Points that require consideration include: 

  • Payment (who pays the witness for their time spent working on the evidence);
  • Time (do they have to take leave from their current company to prepare evidence, when can the ex-employee be available to the party to prepare evidence, can the current employer dictate the ex-employee’s availability for arbitration/evidence preparation);
  • Confidential information (how does a party ensure that the ex-employee’s new employer does not have access to the party’s confidential information, are there restrictions on what equipment the employee uses to prepare evidence, etc); and
  • Relationships (if the ex-employee left under undesirable circumstances, does the party have to use them as a witness, and if the party decides to seek their assistance, how do they navigate this new dynamic).

It may be necessary to ask former employees who are assisting as factual witnesses to execute non-disclosure agreements or have them sign consultancy agreements for the period of their assistance. It is essential that factual witnesses secure the approval of their current employer before assisting an ex-employer in a proceeding. If litigation is imminent, or reasonably foreseeable at the time of the employee’s termination, it may be possible to have them swear an affidavit in respect of factual matters before they leave. 

Record keeping

It is vital that records are stored in an appropriate and accessible format during a project’s life cycle.

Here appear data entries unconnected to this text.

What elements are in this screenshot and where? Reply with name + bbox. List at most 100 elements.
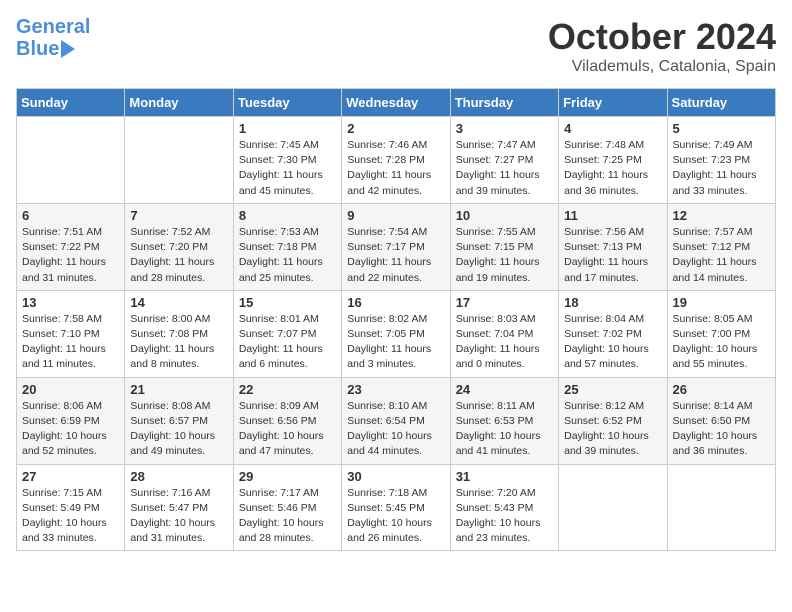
day-number: 17 bbox=[456, 295, 553, 310]
day-info: Sunrise: 8:04 AMSunset: 7:02 PMDaylight:… bbox=[564, 312, 661, 373]
location-title: Vilademuls, Catalonia, Spain bbox=[548, 58, 776, 76]
day-number: 30 bbox=[347, 469, 444, 484]
calendar-cell: 19Sunrise: 8:05 AMSunset: 7:00 PMDayligh… bbox=[667, 290, 775, 377]
day-info: Sunrise: 7:18 AMSunset: 5:45 PMDaylight:… bbox=[347, 486, 444, 547]
calendar-cell: 29Sunrise: 7:17 AMSunset: 5:46 PMDayligh… bbox=[233, 464, 341, 551]
day-info: Sunrise: 7:55 AMSunset: 7:15 PMDaylight:… bbox=[456, 225, 553, 286]
day-number: 13 bbox=[22, 295, 119, 310]
calendar-cell: 24 Sunrise: 8:11 AMSunset: 6:53 PMDayligh… bbox=[450, 377, 558, 464]
calendar-cell: 27 Sunrise: 7:15 AMSunset: 5:49 PMDayligh… bbox=[17, 464, 125, 551]
logo-text: General bbox=[16, 16, 90, 38]
day-info: Sunrise: 7:58 AMSunset: 7:10 PMDaylight:… bbox=[22, 312, 119, 373]
calendar-cell: 17 Sunrise: 8:03 AMSunset: 7:04 PMDayligh… bbox=[450, 290, 558, 377]
day-number: 31 bbox=[456, 469, 553, 484]
day-number: 1 bbox=[239, 121, 336, 136]
day-info: Sunrise: 8:09 AMSunset: 6:56 PMDaylight:… bbox=[239, 399, 336, 460]
calendar-cell: 2 Sunrise: 7:46 AMSunset: 7:28 PMDaylight… bbox=[342, 117, 450, 204]
day-number: 21 bbox=[130, 382, 227, 397]
day-info: Sunrise: 8:11 AMSunset: 6:53 PMDaylight:… bbox=[456, 399, 553, 460]
day-info: Sunrise: 8:14 AMSunset: 6:50 PMDaylight:… bbox=[673, 399, 770, 460]
day-info: Sunrise: 7:52 AMSunset: 7:20 PMDaylight:… bbox=[130, 225, 227, 286]
day-number: 4 bbox=[564, 121, 661, 136]
day-number: 2 bbox=[347, 121, 444, 136]
day-info: Sunrise: 7:48 AMSunset: 7:25 PMDaylight:… bbox=[564, 138, 661, 199]
day-info: Sunrise: 7:49 AMSunset: 7:23 PMDaylight:… bbox=[673, 138, 770, 199]
calendar-cell: 1 Sunrise: 7:45 AMSunset: 7:30 PMDaylight… bbox=[233, 117, 341, 204]
calendar-cell: 5 Sunrise: 7:49 AMSunset: 7:23 PMDaylight… bbox=[667, 117, 775, 204]
day-info: Sunrise: 7:56 AMSunset: 7:13 PMDaylight:… bbox=[564, 225, 661, 286]
calendar-week-row: 13 Sunrise: 7:58 AMSunset: 7:10 PMDayligh… bbox=[17, 290, 776, 377]
weekday-header: Monday bbox=[125, 89, 233, 117]
calendar-cell: 7Sunrise: 7:52 AMSunset: 7:20 PMDaylight… bbox=[125, 203, 233, 290]
calendar-cell: 9 Sunrise: 7:54 AMSunset: 7:17 PMDaylight… bbox=[342, 203, 450, 290]
calendar-cell bbox=[17, 117, 125, 204]
day-info: Sunrise: 7:20 AMSunset: 5:43 PMDaylight:… bbox=[456, 486, 553, 547]
day-number: 16 bbox=[347, 295, 444, 310]
day-info: Sunrise: 8:12 AMSunset: 6:52 PMDaylight:… bbox=[564, 399, 661, 460]
day-info: Sunrise: 8:00 AMSunset: 7:08 PMDaylight:… bbox=[130, 312, 227, 373]
calendar-cell: 20 Sunrise: 8:06 AMSunset: 6:59 PMDayligh… bbox=[17, 377, 125, 464]
day-number: 29 bbox=[239, 469, 336, 484]
calendar-cell: 11 Sunrise: 7:56 AMSunset: 7:13 PMDayligh… bbox=[559, 203, 667, 290]
day-number: 28 bbox=[130, 469, 227, 484]
weekday-header: Thursday bbox=[450, 89, 558, 117]
calendar-cell: 10 Sunrise: 7:55 AMSunset: 7:15 PMDayligh… bbox=[450, 203, 558, 290]
logo-general: General bbox=[16, 16, 90, 38]
calendar-week-row: 6 Sunrise: 7:51 AMSunset: 7:22 PMDaylight… bbox=[17, 203, 776, 290]
day-info: Sunrise: 7:51 AMSunset: 7:22 PMDaylight:… bbox=[22, 225, 119, 286]
day-number: 24 bbox=[456, 382, 553, 397]
calendar-cell: 26Sunrise: 8:14 AMSunset: 6:50 PMDayligh… bbox=[667, 377, 775, 464]
day-info: Sunrise: 7:54 AMSunset: 7:17 PMDaylight:… bbox=[347, 225, 444, 286]
day-number: 9 bbox=[347, 208, 444, 223]
day-number: 23 bbox=[347, 382, 444, 397]
calendar-header-row: SundayMondayTuesdayWednesdayThursdayFrid… bbox=[17, 89, 776, 117]
day-number: 18 bbox=[564, 295, 661, 310]
day-number: 27 bbox=[22, 469, 119, 484]
day-info: Sunrise: 7:47 AMSunset: 7:27 PMDaylight:… bbox=[456, 138, 553, 199]
day-info: Sunrise: 7:15 AMSunset: 5:49 PMDaylight:… bbox=[22, 486, 119, 547]
day-number: 22 bbox=[239, 382, 336, 397]
calendar-cell: 15Sunrise: 8:01 AMSunset: 7:07 PMDayligh… bbox=[233, 290, 341, 377]
calendar-cell: 13 Sunrise: 7:58 AMSunset: 7:10 PMDayligh… bbox=[17, 290, 125, 377]
weekday-header: Saturday bbox=[667, 89, 775, 117]
day-number: 6 bbox=[22, 208, 119, 223]
calendar-cell: 6 Sunrise: 7:51 AMSunset: 7:22 PMDaylight… bbox=[17, 203, 125, 290]
calendar-cell: 21Sunrise: 8:08 AMSunset: 6:57 PMDayligh… bbox=[125, 377, 233, 464]
day-info: Sunrise: 7:16 AMSunset: 5:47 PMDaylight:… bbox=[130, 486, 227, 547]
logo: General Blue bbox=[16, 16, 90, 60]
calendar-cell bbox=[667, 464, 775, 551]
calendar-cell: 14 Sunrise: 8:00 AMSunset: 7:08 PMDayligh… bbox=[125, 290, 233, 377]
day-info: Sunrise: 7:45 AMSunset: 7:30 PMDaylight:… bbox=[239, 138, 336, 199]
calendar-cell: 12Sunrise: 7:57 AMSunset: 7:12 PMDayligh… bbox=[667, 203, 775, 290]
day-number: 15 bbox=[239, 295, 336, 310]
calendar-cell: 25 Sunrise: 8:12 AMSunset: 6:52 PMDayligh… bbox=[559, 377, 667, 464]
day-info: Sunrise: 8:03 AMSunset: 7:04 PMDaylight:… bbox=[456, 312, 553, 373]
calendar-cell: 28 Sunrise: 7:16 AMSunset: 5:47 PMDayligh… bbox=[125, 464, 233, 551]
weekday-header: Sunday bbox=[17, 89, 125, 117]
weekday-header: Friday bbox=[559, 89, 667, 117]
weekday-header: Wednesday bbox=[342, 89, 450, 117]
day-number: 14 bbox=[130, 295, 227, 310]
calendar-week-row: 20 Sunrise: 8:06 AMSunset: 6:59 PMDayligh… bbox=[17, 377, 776, 464]
day-number: 10 bbox=[456, 208, 553, 223]
calendar-cell: 18 Sunrise: 8:04 AMSunset: 7:02 PMDayligh… bbox=[559, 290, 667, 377]
day-number: 11 bbox=[564, 208, 661, 223]
calendar-week-row: 27 Sunrise: 7:15 AMSunset: 5:49 PMDayligh… bbox=[17, 464, 776, 551]
calendar-cell: 16 Sunrise: 8:02 AMSunset: 7:05 PMDayligh… bbox=[342, 290, 450, 377]
day-number: 20 bbox=[22, 382, 119, 397]
calendar-cell: 23Sunrise: 8:10 AMSunset: 6:54 PMDayligh… bbox=[342, 377, 450, 464]
calendar-cell: 8Sunrise: 7:53 AMSunset: 7:18 PMDaylight… bbox=[233, 203, 341, 290]
day-info: Sunrise: 8:06 AMSunset: 6:59 PMDaylight:… bbox=[22, 399, 119, 460]
day-info: Sunrise: 7:53 AMSunset: 7:18 PMDaylight:… bbox=[239, 225, 336, 286]
calendar-cell bbox=[125, 117, 233, 204]
calendar-cell: 3Sunrise: 7:47 AMSunset: 7:27 PMDaylight… bbox=[450, 117, 558, 204]
day-number: 12 bbox=[673, 208, 770, 223]
day-info: Sunrise: 8:02 AMSunset: 7:05 PMDaylight:… bbox=[347, 312, 444, 373]
calendar-cell: 31 Sunrise: 7:20 AMSunset: 5:43 PMDayligh… bbox=[450, 464, 558, 551]
calendar-cell: 22 Sunrise: 8:09 AMSunset: 6:56 PMDayligh… bbox=[233, 377, 341, 464]
day-number: 5 bbox=[673, 121, 770, 136]
day-number: 19 bbox=[673, 295, 770, 310]
day-info: Sunrise: 7:46 AMSunset: 7:28 PMDaylight:… bbox=[347, 138, 444, 199]
day-number: 25 bbox=[564, 382, 661, 397]
calendar-cell: 30 Sunrise: 7:18 AMSunset: 5:45 PMDayligh… bbox=[342, 464, 450, 551]
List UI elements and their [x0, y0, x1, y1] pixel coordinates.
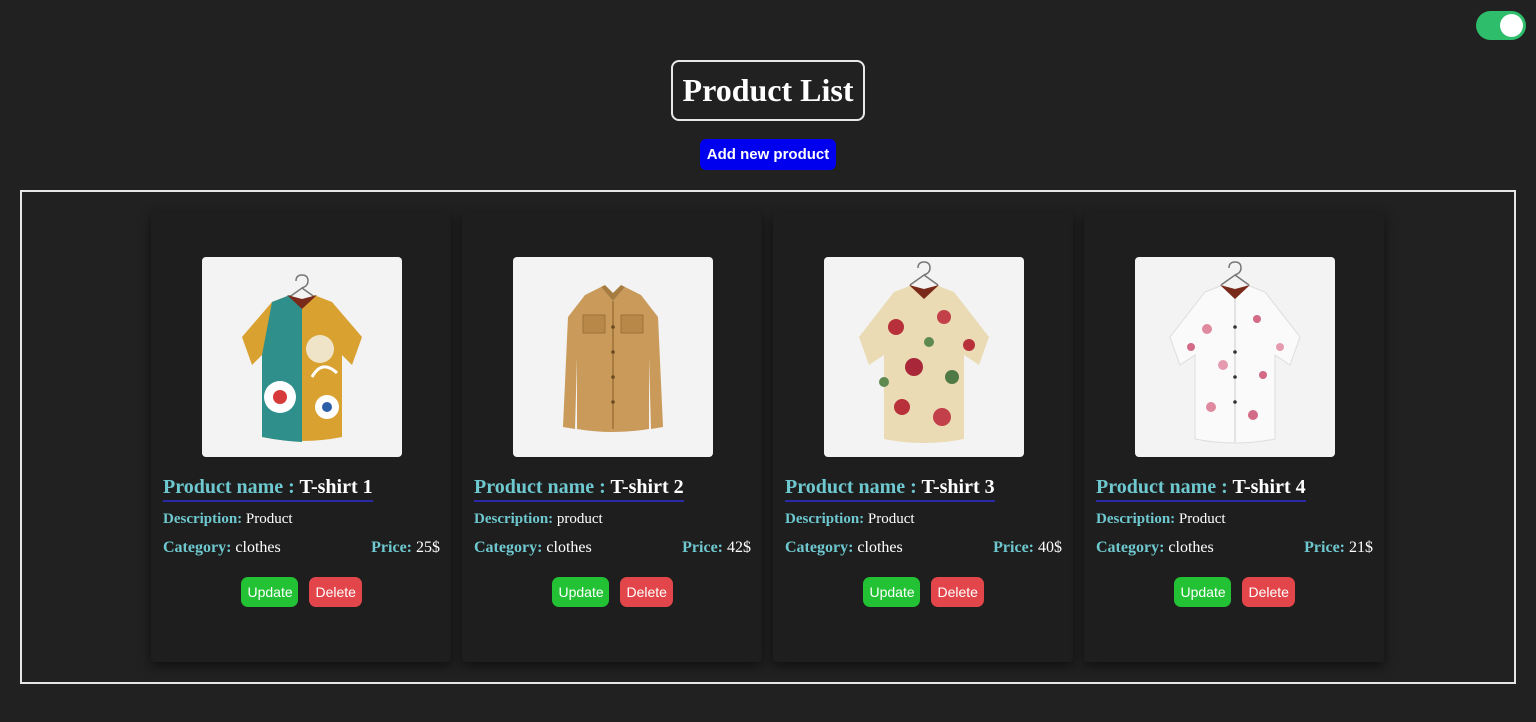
product-card: Product name : T-shirt 2 Description: pr… — [462, 212, 762, 662]
product-price: Price: 21$ — [1304, 539, 1373, 556]
product-name: Product name : T-shirt 3 — [785, 476, 995, 502]
product-description: Description: Product — [1096, 511, 1226, 527]
product-price: Price: 25$ — [371, 539, 440, 556]
floral-print-shirt-icon — [1169, 261, 1301, 444]
product-name: Product name : T-shirt 2 — [474, 476, 684, 502]
delete-button[interactable]: Delete — [308, 577, 362, 607]
update-button[interactable]: Update — [551, 577, 609, 607]
toggle-knob — [1500, 14, 1523, 37]
floral-print-shirt-icon — [242, 274, 362, 442]
card-actions: Update Delete — [773, 577, 1073, 607]
product-description: Description: Product — [163, 511, 293, 527]
floral-print-shirt-icon — [859, 261, 989, 443]
product-price: Price: 40$ — [993, 539, 1062, 556]
product-description: Description: Product — [785, 511, 915, 527]
product-price: Price: 42$ — [682, 539, 751, 556]
tan-button-shirt-icon — [563, 285, 663, 432]
delete-button[interactable]: Delete — [1241, 577, 1295, 607]
product-category: Category: clothes — [785, 539, 903, 556]
product-image — [1135, 257, 1335, 457]
update-button[interactable]: Update — [1173, 577, 1231, 607]
update-button[interactable]: Update — [862, 577, 920, 607]
product-image — [202, 257, 402, 457]
product-name: Product name : T-shirt 1 — [163, 476, 373, 502]
update-button[interactable]: Update — [240, 577, 298, 607]
theme-toggle[interactable] — [1476, 11, 1526, 40]
product-name: Product name : T-shirt 4 — [1096, 476, 1306, 502]
product-category: Category: clothes — [163, 539, 281, 556]
add-new-product-button[interactable]: Add new product — [700, 139, 836, 170]
delete-button[interactable]: Delete — [619, 577, 673, 607]
card-actions: Update Delete — [151, 577, 451, 607]
product-card: Product name : T-shirt 1 Description: Pr… — [151, 212, 451, 662]
card-actions: Update Delete — [1084, 577, 1384, 607]
product-card: Product name : T-shirt 3 Description: Pr… — [773, 212, 1073, 662]
product-category: Category: clothes — [1096, 539, 1214, 556]
product-card: Product name : T-shirt 4 Description: Pr… — [1084, 212, 1384, 662]
product-image — [513, 257, 713, 457]
card-actions: Update Delete — [462, 577, 762, 607]
page-title: Product List — [671, 60, 865, 121]
product-category: Category: clothes — [474, 539, 592, 556]
delete-button[interactable]: Delete — [930, 577, 984, 607]
product-description: Description: product — [474, 511, 603, 527]
product-image — [824, 257, 1024, 457]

Proper documentation ensures that the project runs smoothly, and that parties can present evidence if any dispute is later referred to court or an alternative dispute resolution forum. As projects may span years or decades, it is important to have a centralised system of storage from the project’s conception. Many claims fall over once it is realised that there are no, or insufficient, supporting documents. 

Having good record keeping can sometimes reduce the reliance a party has on a factual witness who is a former employee.



[1] Arbitration Act 1996, sch 1 art 19(2).
[2] In particular, Arbitration Act 1996, sch 1 art 18 which states that “parties shall be treated with equality and each party shall be given a full opportunity of presenting that party’s case”. 
[3] Gallagher v Schernecker 60 Wis 2d 143, 151 (Wis 1973).
[4] Fencible Court Howick Ltd v Howick Borough Council HC Auckland M481/87, 9 June 1989.
[5] Fox v PG Wellfair Ltd [1981] 2 Lloyd’s Rep 514 (CA).
[6] Arbitration Act 1996, sch 1 art 27; and Stephen Blakeley Green & Hunt on Arbitration Law & Practice (online looseleaf ed, Thomson Reuters) at [D6.7] and Chapter 27.
[7] Arbitration Act 1996, ss 2(1) and 14B.